Speed up my financial mathetmatics crates in Rust

I am studying financial mathematics in an applied mathematics PhD program, where my research area focuses on modeling financial processes using stochastic processes. I estimate and examine the parameters of various stochastic processes with DNNs. To properly train neural networks with such data, tens to hundreds of millions of generated synthetic data points are needed (from now on, let's call them trajectories, as realizations from $\Omega$ ). Since I'm a Rust enthusiast, despite the Python hype, I write all my research programs in Rust, and in my everyday work, I try to work in Rust as much as possible. This is how the stochastic-rs library was born, which originally started as a university research project, but I decided to expand it later with the necessary statistics for stochastic processes, potentially pre-built neural networks, financial pricing formulas, and possibly even the implementation of the Malliavin operator (though this is very far in the future).
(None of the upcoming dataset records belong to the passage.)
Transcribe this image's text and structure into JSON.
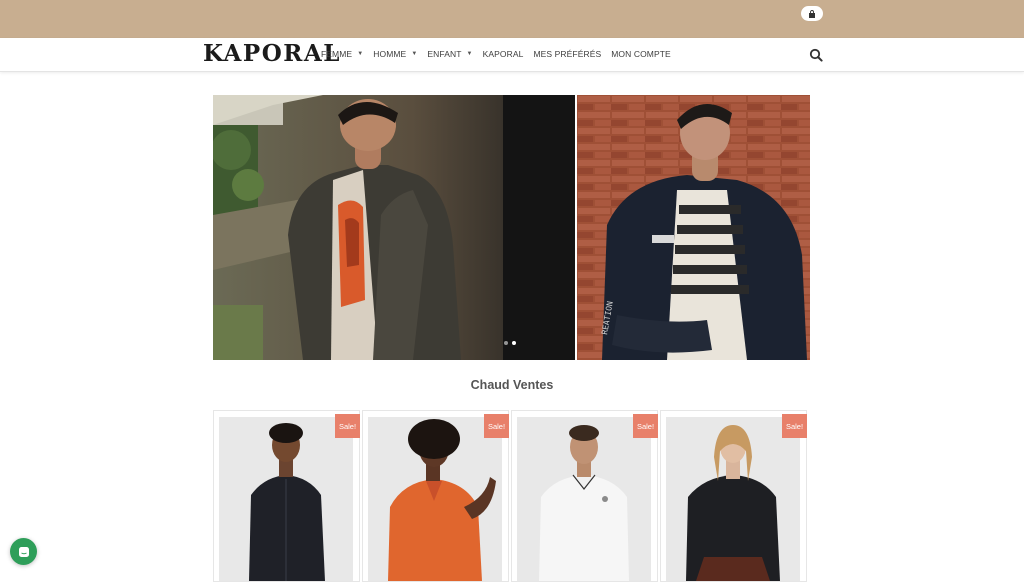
{
  "header": {
    "logo": "KAPORAL",
    "cart_icon": "bag-icon",
    "search_icon": "search-icon"
  },
  "nav": {
    "items": [
      {
        "label": "FEMME",
        "has_dropdown": true
      },
      {
        "label": "HOMME",
        "has_dropdown": true
      },
      {
        "label": "ENFANT",
        "has_dropdown": true
      },
      {
        "label": "KAPORAL",
        "has_dropdown": false
      },
      {
        "label": "MES PRÉFÉRÉS",
        "has_dropdown": false
      },
      {
        "label": "MON COMPTE",
        "has_dropdown": false
      }
    ]
  },
  "hero": {
    "slides": 2,
    "active_slide": 2
  },
  "section": {
    "title": "Chaud Ventes"
  },
  "products": [
    {
      "badge": "Sale!"
    },
    {
      "badge": "Sale!"
    },
    {
      "badge": "Sale!"
    },
    {
      "badge": "Sale!"
    }
  ],
  "colors": {
    "topbar": "#c8ae90",
    "sale_badge": "#e8806a",
    "chat": "#2e9e59"
  },
  "chat": {
    "icon": "chat-icon"
  }
}
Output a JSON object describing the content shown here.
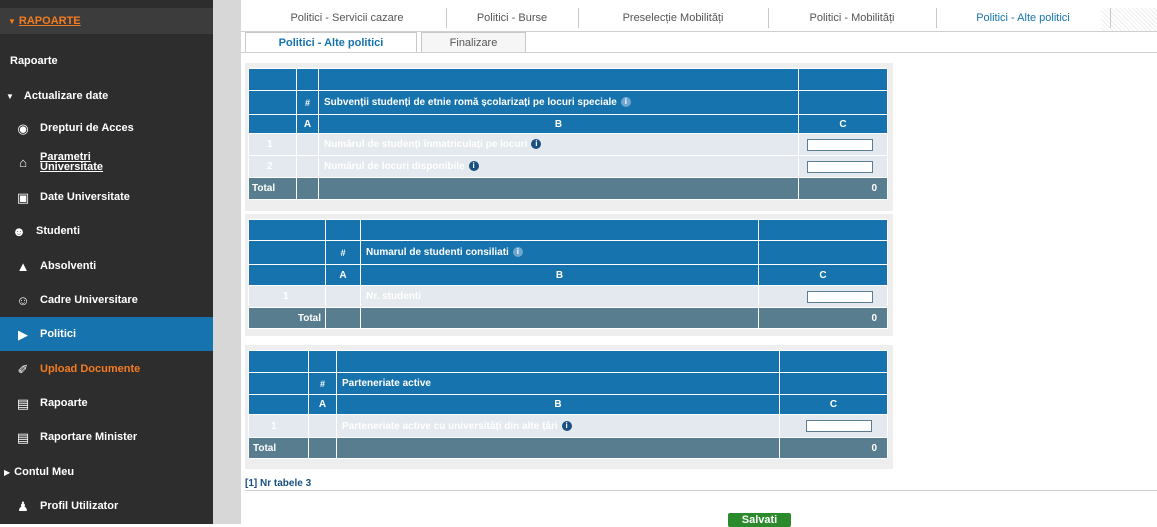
{
  "sidebar": {
    "header": "RAPOARTE",
    "items": [
      {
        "label": "Rapoarte",
        "icon": "none"
      },
      {
        "label": "Actualizare date",
        "icon": "triangle-down-icon"
      },
      {
        "label": "Drepturi de Acces",
        "icon": "users-icon"
      },
      {
        "label": "Parametri Universitate",
        "icon": "building-icon"
      },
      {
        "label": "Date Universitate",
        "icon": "car-icon"
      },
      {
        "label": "Studenti",
        "icon": "students-icon"
      },
      {
        "label": "Absolventi",
        "icon": "graduation-cap-icon"
      },
      {
        "label": "Cadre Universitare",
        "icon": "teacher-icon"
      },
      {
        "label": "Politici",
        "icon": "policy-icon"
      },
      {
        "label": "Upload Documente",
        "icon": "upload-icon"
      },
      {
        "label": "Rapoarte",
        "icon": "chart-icon"
      },
      {
        "label": "Raportare Minister",
        "icon": "chart-icon"
      },
      {
        "label": "Contul Meu",
        "icon": "triangle-right-icon"
      },
      {
        "label": "Profil Utilizator",
        "icon": "user-icon"
      }
    ]
  },
  "tabs_top": [
    "Politici - Servicii cazare",
    "Politici - Burse",
    "Preselecție Mobilități",
    "Politici - Mobilități",
    "Politici - Alte politici"
  ],
  "tabs_sub": [
    "Politici - Alte politici",
    "Finalizare"
  ],
  "tables": [
    {
      "hash": "#",
      "title": "Subvenții studenți de etnie romă școlarizați pe locuri speciale",
      "col_a": "A",
      "col_b": "B",
      "col_c": "C",
      "rows": [
        {
          "num": "1",
          "label": "Numărul de studenți înmatriculați pe locuri"
        },
        {
          "num": "2",
          "label": "Numărul de locuri disponibile"
        }
      ],
      "total_label": "Total",
      "total_value": "0"
    },
    {
      "hash": "#",
      "title": "Numarul de studenti consiliati",
      "col_a": "A",
      "col_b": "B",
      "col_c": "C",
      "rows": [
        {
          "num": "1",
          "label": "Nr. studenti"
        }
      ],
      "total_label": "Total",
      "total_value": "0"
    },
    {
      "hash": "#",
      "title": "Parteneriate active",
      "col_a": "A",
      "col_b": "B",
      "col_c": "C",
      "rows": [
        {
          "num": "1",
          "label": "Parteneriate active cu universități din alte țări"
        }
      ],
      "total_label": "Total",
      "total_value": "0"
    }
  ],
  "footer": {
    "nr_tabele": "[1] Nr tabele 3",
    "save_label": "Salvati"
  },
  "colors": {
    "sidebar_bg": "#2d2d2d",
    "accent_blue": "#1673ad",
    "accent_orange": "#f47c20",
    "total_row": "#577d8e",
    "save_green": "#2b8a2b"
  }
}
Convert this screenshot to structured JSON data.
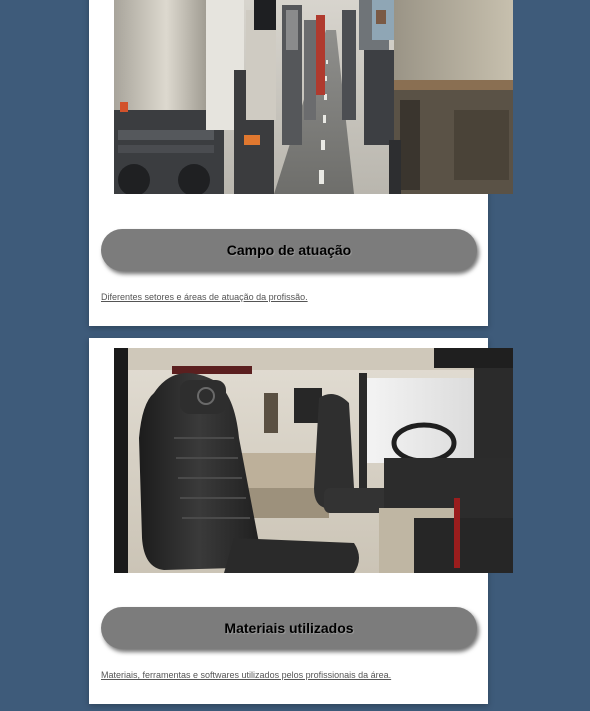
{
  "cards": [
    {
      "button_label": "Campo de atuação",
      "description": "Diferentes setores e áreas de atuação da profissão."
    },
    {
      "button_label": "Materiais utilizados",
      "description": "Materiais, ferramentas e softwares utilizados pelos profissionais da área."
    }
  ],
  "colors": {
    "background": "#3e5b7a",
    "card": "#ffffff",
    "button": "#7c7c7c",
    "link": "#555555"
  }
}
The main direction of my research focuses on the study of fractional processes, which, if we are somewhat familiar with the topic, we can simply say have a covariance structure and are not Markov processes, meaning their increments are not independent. They are a generalization of the ordinary Brownian motion and belong to the family of isonormal processes.

For those not familiar with the topic, a simple way to imagine this is by taking a time series and saying that this process 'remembers' its past. How long it remembers is determined by the parameter of the process.

Let's see the exact definition of the previously mentioned processes:

1. Brownian Motion (Wiener Process):

A Brownian motion, denoted by $B(t)$ , is a continuous-time stochastic process that satisfies the following properties:

$B(0) = 0$ (starts at zero).
For any $0 \leq t_1 < t_2 < \dots < t_n$ , the increments $B(t_{i+1}) - B(t_i)$ are independent for all $i$ .
The increments $B(t_{i+1}) - B(t_i)$ are normally distributed with mean 0 and variance $t_{i+1} - t_i$ (i.e., $B(t_{i+1}) - B(t_i) \sim \mathcal{N}(0, t_{i+1} - t_i)$ ).
$B(t)$ has continuous paths almost surely (i.e., with probability 1).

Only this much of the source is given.